L’invasion russe déborde sur le monde informatique. Par l’intermédiaire de son agence de sécurité informatique, le gouvernement français recommande aux entreprises d’être vigilantes à propos des logiciels russes. L’antivirus Kaspersky est en particulier pointé du doigt.
Dans une note intitulée « Rapport Menaces et Incidents du CERT-FR » datée du 2 mars, l’ANSSI (Agence nationale de sécurité des systèmes d’information) manie le chaud et le froid.
Côté chaud, elle indique sans équivoque : « L’utilisation d’outils tels que ceux de la société Kaspersky peut être questionnée du fait de son lien avec la Russie ».
Et dans la phrase suivante, elle tempère ses propos : « À ce stade, aucun élément objectif ne justifie de faire évoluer l’évaluation du niveau de qualité des produits et services fournis ». L’agence officielle française n’est pas la seule à s’inquiéter. Le 15 mars, en Allemagne, l’Office fédéral de la sécurité des technologies de l’information (Bundesamt für Sicherheit in der Informationstechnik ou BSI) met « en garde contre l’utilisation des logiciels antivirus de l’éditeur russe Kaspersky. Le BSI recommande de remplacer les applications du portefeuille de logiciels antivirus de l’entreprise Kaspersky par des produits alternatifs ».
L’éditeur de l’antivirus a précisé dans un communiqué qu’il est « une entreprise privée internationale », que son infrastructure de serveurs est répartie partout dans le monde et que les données des utilisateurs européens sont traitées uniquement sur des serveurs basés en Europe.
Ce n’est pas la première fois qu’il est pointé du doigt. En 2017, les services de renseignement américains le soupçonnaient de profiter de ses accès aux ordinateurs américains pour communiquer des informations au renseignement russe.
Pourquoi l’ANSSI pointe-t-elle du doigt Kaspersky et pas d’autres éditeurs russes utilisés par des entreprises françaises et des particuliers, et même son concurrent direct, DrWeb ? Peut-être à cause du profil du fondateur de Kaspersky, Eugène Kaspersky, un ancien du KGB !
« La polémique autour de Kaspersky est bien naturelle étant donné les circonstances. Le problème est bien sûr loin de la sécurité informatique ; c’est dans l’intérêt de ceux qui voudraient prendre la place de Kaspersky sur des ordinateurs. Soupçonner est devenu l’arme des batailles économiques actuelles », nous a précisé en exclusivité Boris Sharov, le PDG de DrWeb.
Pour cet expert reconnu en matière de cybersécurité, le principe à suivre est clair et unique : « S’il y a une raison ou des raisons d’accuser Kaspersky d’espionnage, montrez les preuves ou demandez-lui des explications. Parlons-en publiquement ».
Cette polémique ne se limite pas à la France. Dès les premiers jours du conflit, l’éditeur DrWeb a reçu un email d’un de ses partenaires allemands qui lui demandait de préciser sa position sur la guerre en Ukraine.

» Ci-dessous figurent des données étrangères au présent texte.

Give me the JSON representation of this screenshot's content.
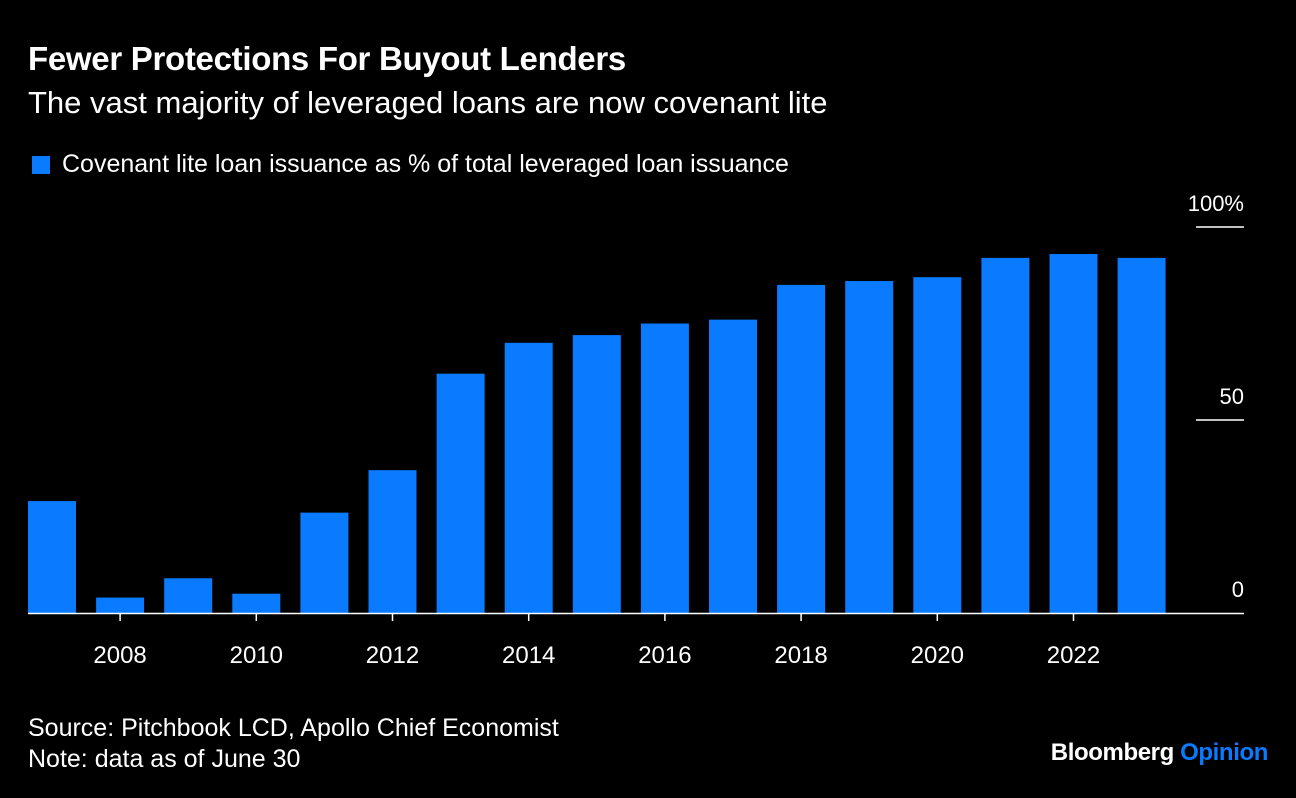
{
  "header": {
    "title": "Fewer Protections For Buyout Lenders",
    "subtitle": "The vast majority of leveraged loans are now covenant lite"
  },
  "colors": {
    "background": "#000000",
    "bar": "#0a7aff",
    "text": "#ffffff"
  },
  "chart_data": {
    "type": "bar",
    "title": "Fewer Protections For Buyout Lenders",
    "subtitle": "The vast majority of leveraged loans are now covenant lite",
    "series": [
      {
        "name": "Covenant lite loan issuance as % of total leveraged loan issuance",
        "values": [
          29,
          4,
          9,
          5,
          26,
          37,
          62,
          70,
          72,
          75,
          76,
          85,
          86,
          87,
          92,
          93,
          92
        ]
      }
    ],
    "categories": [
      "2007",
      "2008",
      "2009",
      "2010",
      "2011",
      "2012",
      "2013",
      "2014",
      "2015",
      "2016",
      "2017",
      "2018",
      "2019",
      "2020",
      "2021",
      "2022",
      "2023"
    ],
    "x_tick_labels": [
      "2008",
      "2010",
      "2012",
      "2014",
      "2016",
      "2018",
      "2020",
      "2022"
    ],
    "y_tick_labels": [
      "100%",
      "50",
      "0"
    ],
    "y_ticks": [
      100,
      50,
      0
    ],
    "ylim": [
      0,
      100
    ],
    "xlabel": "",
    "ylabel": "",
    "legend_position": "top-left",
    "grid": false
  },
  "footer": {
    "source": "Source: Pitchbook LCD, Apollo Chief Economist",
    "note": "Note: data as of June 30",
    "brand_main": "Bloomberg",
    "brand_accent": "Opinion"
  }
}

« Sans précision de notre part, il ne pourrait pas contrer les soupçons de ses clients vis-à-vis d’un produit russe. Nous lui avons répondu qu’il confondait la politique et notre profession qui est l’équivalent d’un médecin : nous ne demandons pas à un blessé de quel côté il a combattu. Notre métier est de sécuriser les ordinateurs », insiste Boris Sharov.

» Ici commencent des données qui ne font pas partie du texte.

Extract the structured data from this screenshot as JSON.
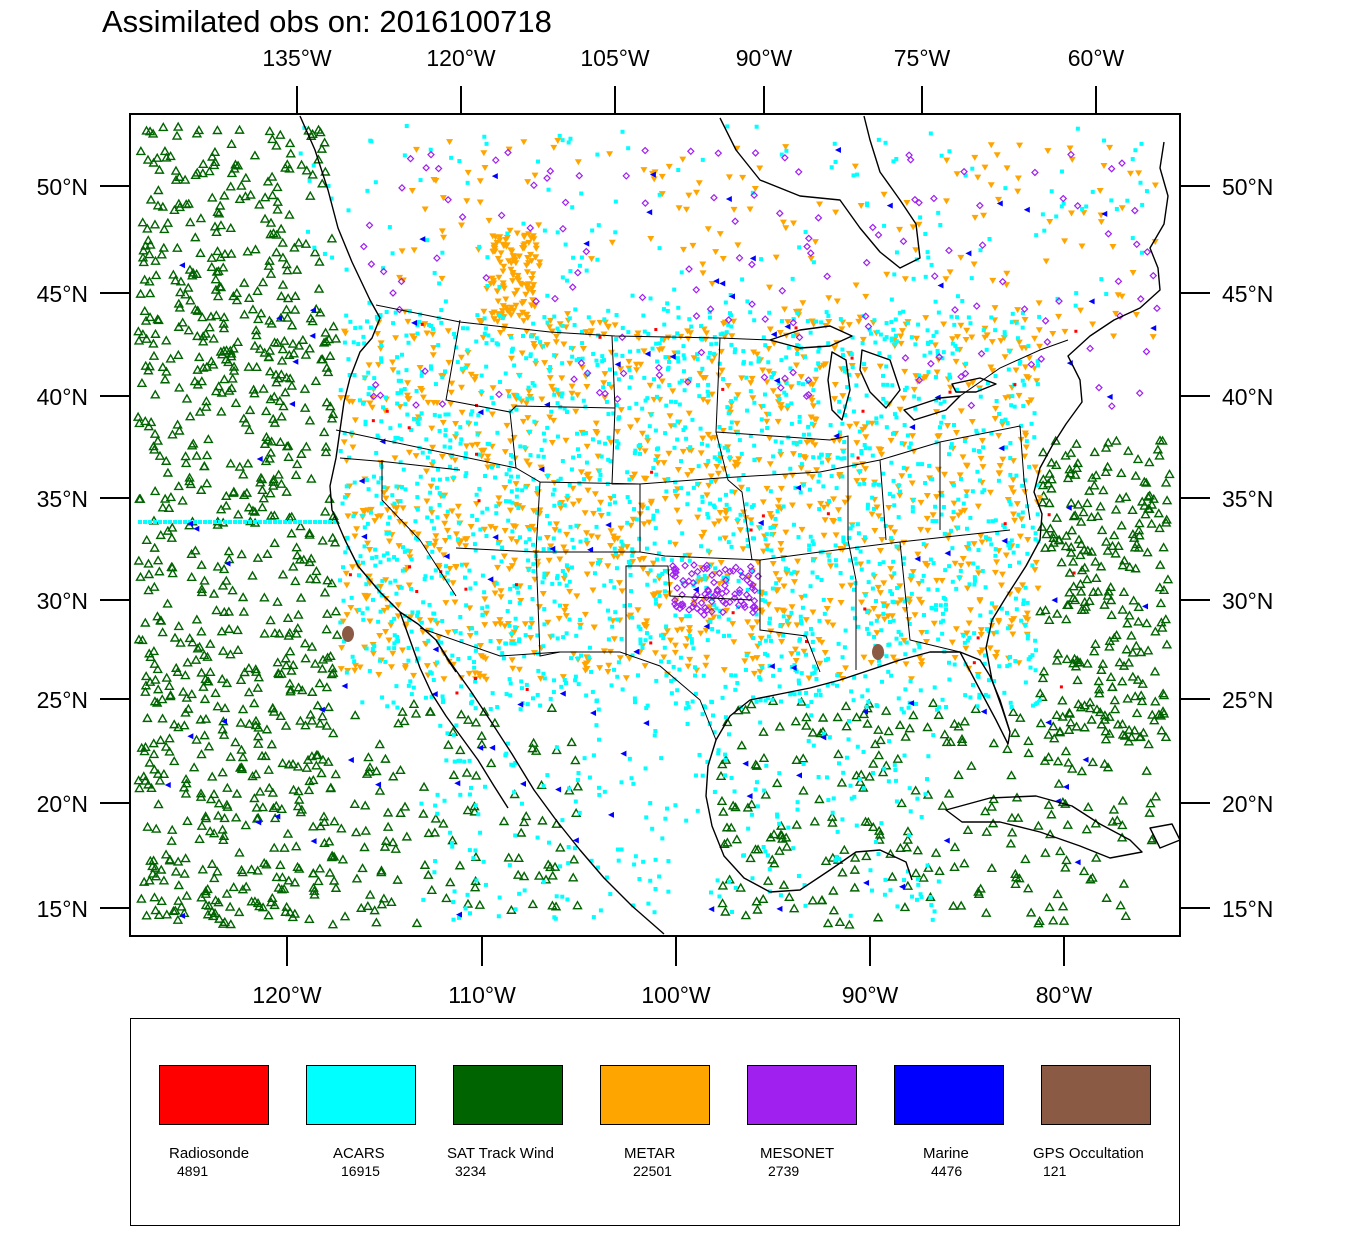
{
  "title": "Assimilated obs on: 2016100718",
  "top_axis_labels": [
    "135°W",
    "120°W",
    "105°W",
    "90°W",
    "75°W",
    "60°W"
  ],
  "bottom_axis_labels": [
    "120°W",
    "110°W",
    "100°W",
    "90°W",
    "80°W"
  ],
  "lat_labels": [
    "50°N",
    "45°N",
    "40°N",
    "35°N",
    "30°N",
    "25°N",
    "20°N",
    "15°N"
  ],
  "legend": [
    {
      "name": "Radiosonde",
      "count": "4891",
      "color": "#ff0000"
    },
    {
      "name": "ACARS",
      "count": "16915",
      "color": "#00ffff"
    },
    {
      "name": "SAT Track Wind",
      "count": "3234",
      "color": "#006400"
    },
    {
      "name": "METAR",
      "count": "22501",
      "color": "#ffa500"
    },
    {
      "name": "MESONET",
      "count": "2739",
      "color": "#a020f0"
    },
    {
      "name": "Marine",
      "count": "4476",
      "color": "#0000ff"
    },
    {
      "name": "GPS Occultation",
      "count": "121",
      "color": "#8b5a44"
    }
  ]
}
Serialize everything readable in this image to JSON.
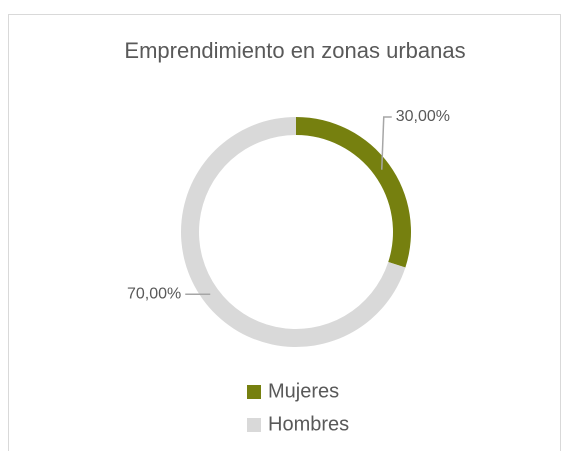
{
  "chart_data": {
    "type": "donut",
    "title": "Emprendimiento en zonas urbanas",
    "categories": [
      "Mujeres",
      "Hombres"
    ],
    "values": [
      30,
      70
    ],
    "value_labels": [
      "30,00%",
      "70,00%"
    ],
    "colors": [
      "#76800f",
      "#d9d9d9"
    ],
    "legend": "bottom"
  }
}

Enfin, le PDG de DrWeb rappelle « « les programmes américains Blue Lantern, Carnivore et Magic Lantern ». Pendant les années 1990, les États-Unis ont en effet multiplié les systèmes de surveillance et d’infiltration. Le projet Carnivore par exemple a été initié par le FBI en 1997 et était capable d’intercepter tout le trafic des fournisseurs d’accès à l’internet.
Présentant des défauts, le programme Carnivore a été remplacé par « Magic Lantern » en 2001. Ce ver était capable d’intercepter tout ce qui était tapé sur un clavier ! Or, en 2001, le Washington Post rapportait que McAfee avait coopéré avec le FBI afin de s’assurer que son antivirus ne détecterait pas « Magic Lantern », et ainsi n’alerterait pas l’utilisateur ; cette information a cependant été démentie par l’éditeur d’antivirus dans un article du site d’information allemand Heise, et n’a pas pu être vérifiée par le média scientifique londonien New Scientist à qui Symantec (ancien nom de l’éditeur NortonLifeLock) a confirmé de son côté qu’il est en effet possible aux éditeurs de désactiver, en des circonstances exceptionnelles (quand un mandat est présenté par exemple), certaines mesures de sécurité de l’antivirus.